When I discuss this solution at conferences or with peers, invariably the initial reaction is something like this: “Are you crazy? Why would you use SharePoint when you could use a commercially available product for archiving?” I must admit there were times over the two years we took to develop this solution, in partnership with Handshake Software, that I did feel a little crazy; however, we never lost sight of our goal. As you are about to see, this effort was about much more than merely archiving email.
The Email Conundrum
What are a typical law firm’s business practices and the challenges they face? Law firms do not sell widgets; we aid our clients in the form of legally sufficient document content and trial services. Clients have complicated issues that rarely translate easily from one case (aka matter) to another. The need to evaluate the circumstances and risks weighted against the desired outcomes varies for every client’s needs. Depending on the type of case, the jurisdiction(s) involved and other attorneys (opposing and co-counsel) the outcome(s) can vary dramatically from case to case and often represents a compromise between the parties based on the facts and circumstances as they unfold. The primary means of client communications and delivery method for intermediary and final document products is email.
Case materials are generated with different applications, from a variety of data sources (both internal and external) which produce different file types by a variety of firm personnel on tight timelines. It is not unusual for law firms to support 50 to 100+ different data and risk management applications and dozens of enterprise and workgroup (practice) databases. This is what drives content diversity, increases storage/retention challenges and fractures training/support issues in law firms. In summary, it is challenging to systemically provide user context to content when it is spread out across so many systems for tens of thousands of clients and hundreds of thousands of cases. Hopefully this short summary lends some understanding to the issues we faced.
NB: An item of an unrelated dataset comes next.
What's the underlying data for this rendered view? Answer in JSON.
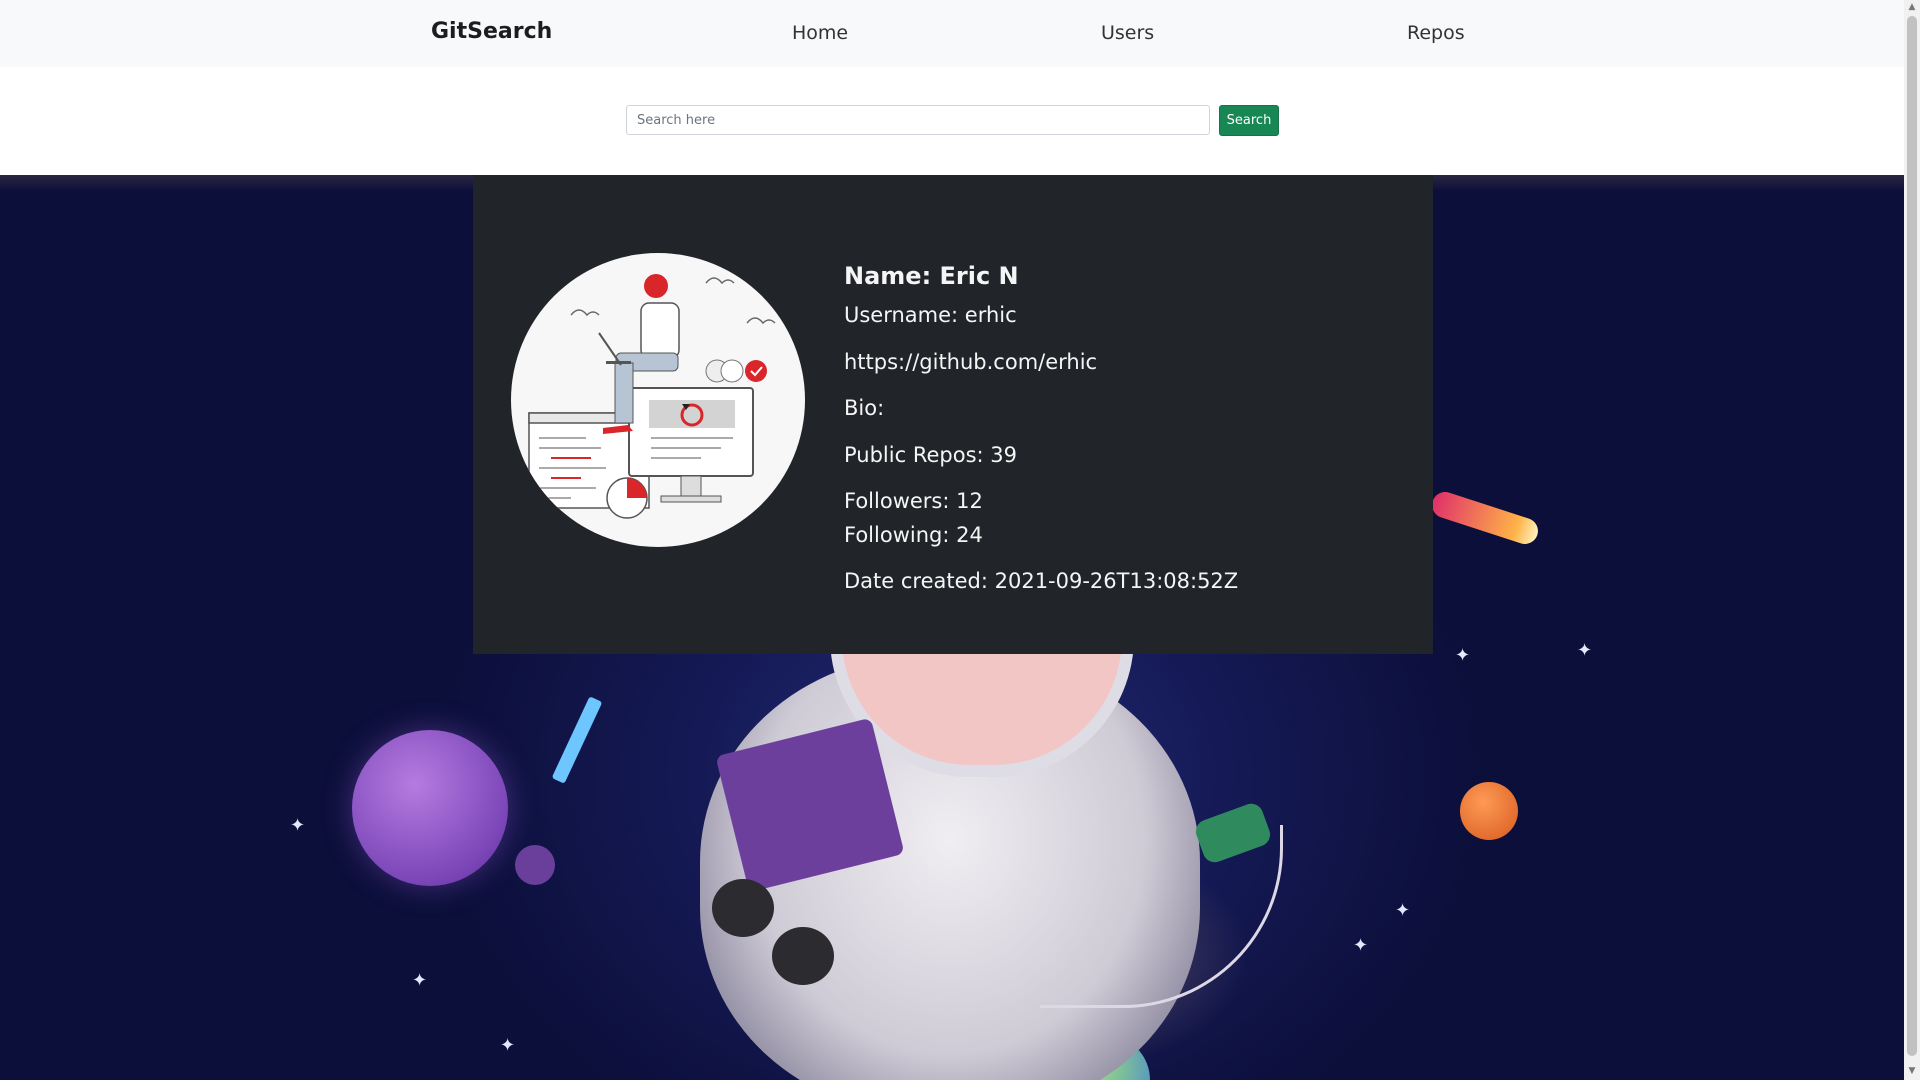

The firm organizes new business in a structure that tags all business entities with a unique client number and the transactions for each client with a unique matter number for that client. For example, 12345.67890 would indicate client number 12345 is Johnson Hospital and 67890 would be property acquisition matter for them. Just about everything we do for a client is tagged with this unique identifier, including accounting transactions, documents, physical records, critical dates, etc. This allows us to reach in to various systems and discretely withdraw content and data the user requests. Such client/matter tagging is typical of most firms in the legal industry. Extending this method of tagging client and matter metadata to email would quadruple the amount of content within our inventory.
Our solution would require a user-friendly method and UI to store email content in the context of the client and retrieve that content and related data to the matter being processed. There were not any “off the shelf” solutions that would meet our needs. We had to create a solution that allows the firm to manage email like any other enterprise content item, because email is just that: A content item, a piece of the larger content puzzle our lawyers use every day to support clients. Miller Johnson has, for several years now, been orchestrating a series of strategic initiatives meant to create, as close to an enterprise content management solution as a company our size can sustain. Unraveling the email conundrum was the hardest part of the puzzle to solve thus far. Hopefully after reading this article you too will see how SharePoint can be leveraged to aggregate disparate content and data into meaningful context for your users.